Vincent Finn wrote:
Is it possible to sign and verify a document without using the DOM?
Not at the moment - in either library.
The core library loads its structures from DOM, and relies on DOM for
most of the transforms.
The reason I ask is because I have a document that is about 13Mb with
about 200 or 300 thousand nodes
calling parse to get this into a DOM document crashes after the memory
hits about 2Gb.
I should be able to rewrite my load of this file to use Sax but that means
abandoning the signature since DSIGSignature requires a DOMDoc
Has anyone else hit this?
Is there a nice solution?
I don't know about "nice". The only way I've seen is to use a detached
signature, and treat the document as a straight byte stream. The
library will read it in in chunks, so the size won't matter.

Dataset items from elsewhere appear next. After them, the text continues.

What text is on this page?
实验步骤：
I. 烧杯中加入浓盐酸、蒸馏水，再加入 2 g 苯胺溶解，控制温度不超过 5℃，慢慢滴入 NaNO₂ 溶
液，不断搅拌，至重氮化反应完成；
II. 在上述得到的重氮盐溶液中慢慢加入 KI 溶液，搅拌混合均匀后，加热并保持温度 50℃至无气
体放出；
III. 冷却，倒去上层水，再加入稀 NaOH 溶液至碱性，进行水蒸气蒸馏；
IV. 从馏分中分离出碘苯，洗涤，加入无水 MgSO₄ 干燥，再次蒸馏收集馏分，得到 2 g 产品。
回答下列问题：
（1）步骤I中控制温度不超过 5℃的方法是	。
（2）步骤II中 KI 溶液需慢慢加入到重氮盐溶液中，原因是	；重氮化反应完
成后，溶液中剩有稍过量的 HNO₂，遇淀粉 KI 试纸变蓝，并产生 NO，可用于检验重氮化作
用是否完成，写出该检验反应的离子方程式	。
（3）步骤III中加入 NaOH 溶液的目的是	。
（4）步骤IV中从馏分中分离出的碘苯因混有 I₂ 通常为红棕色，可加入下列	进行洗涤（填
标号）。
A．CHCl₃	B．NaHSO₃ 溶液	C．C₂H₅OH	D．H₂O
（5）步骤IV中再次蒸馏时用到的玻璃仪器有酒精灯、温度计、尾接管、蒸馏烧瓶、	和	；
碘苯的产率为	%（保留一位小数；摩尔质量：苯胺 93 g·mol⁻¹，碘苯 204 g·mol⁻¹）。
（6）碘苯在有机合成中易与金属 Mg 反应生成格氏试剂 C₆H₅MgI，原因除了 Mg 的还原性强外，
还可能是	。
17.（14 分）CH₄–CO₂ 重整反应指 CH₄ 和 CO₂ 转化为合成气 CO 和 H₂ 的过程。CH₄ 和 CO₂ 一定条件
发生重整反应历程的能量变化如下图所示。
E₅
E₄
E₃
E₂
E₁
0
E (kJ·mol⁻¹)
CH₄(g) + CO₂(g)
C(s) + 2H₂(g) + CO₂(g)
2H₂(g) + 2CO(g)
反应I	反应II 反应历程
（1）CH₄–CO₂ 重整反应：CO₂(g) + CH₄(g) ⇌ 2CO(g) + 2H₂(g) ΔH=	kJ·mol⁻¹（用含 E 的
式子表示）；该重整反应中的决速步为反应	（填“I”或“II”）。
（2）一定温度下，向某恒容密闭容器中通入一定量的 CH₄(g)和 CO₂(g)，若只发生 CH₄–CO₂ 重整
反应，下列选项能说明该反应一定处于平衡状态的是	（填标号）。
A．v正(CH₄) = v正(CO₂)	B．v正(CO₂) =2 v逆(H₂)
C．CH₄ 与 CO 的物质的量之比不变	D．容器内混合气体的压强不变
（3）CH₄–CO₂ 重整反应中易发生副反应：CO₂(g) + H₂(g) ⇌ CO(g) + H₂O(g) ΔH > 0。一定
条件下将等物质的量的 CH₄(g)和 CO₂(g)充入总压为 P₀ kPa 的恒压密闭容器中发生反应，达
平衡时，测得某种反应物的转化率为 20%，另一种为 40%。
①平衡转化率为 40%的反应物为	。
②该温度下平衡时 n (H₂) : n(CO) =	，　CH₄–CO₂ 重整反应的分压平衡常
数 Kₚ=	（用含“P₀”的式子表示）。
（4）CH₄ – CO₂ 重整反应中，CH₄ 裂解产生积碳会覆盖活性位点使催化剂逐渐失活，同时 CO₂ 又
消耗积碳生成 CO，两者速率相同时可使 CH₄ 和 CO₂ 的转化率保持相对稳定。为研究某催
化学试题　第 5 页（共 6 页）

Unfortunately, that means any change to the XML at all will invalidate
the siganture. That's even one that doesn't affect the underlying
information, such as an extra space between an element name and first
attribute, re-ordering of attributes etc.
I have been toying with the idea of building a SAX based canonicaliser
for these situations, but it would still only work with a detached
signature. I.e. you would have one file with the signature, and the
reference would be a URI to the signed file, with a canonicalisation
transform. The library would pick that it was coming in as a byte
stream and use a SAX version of the canonicaliser to sign it.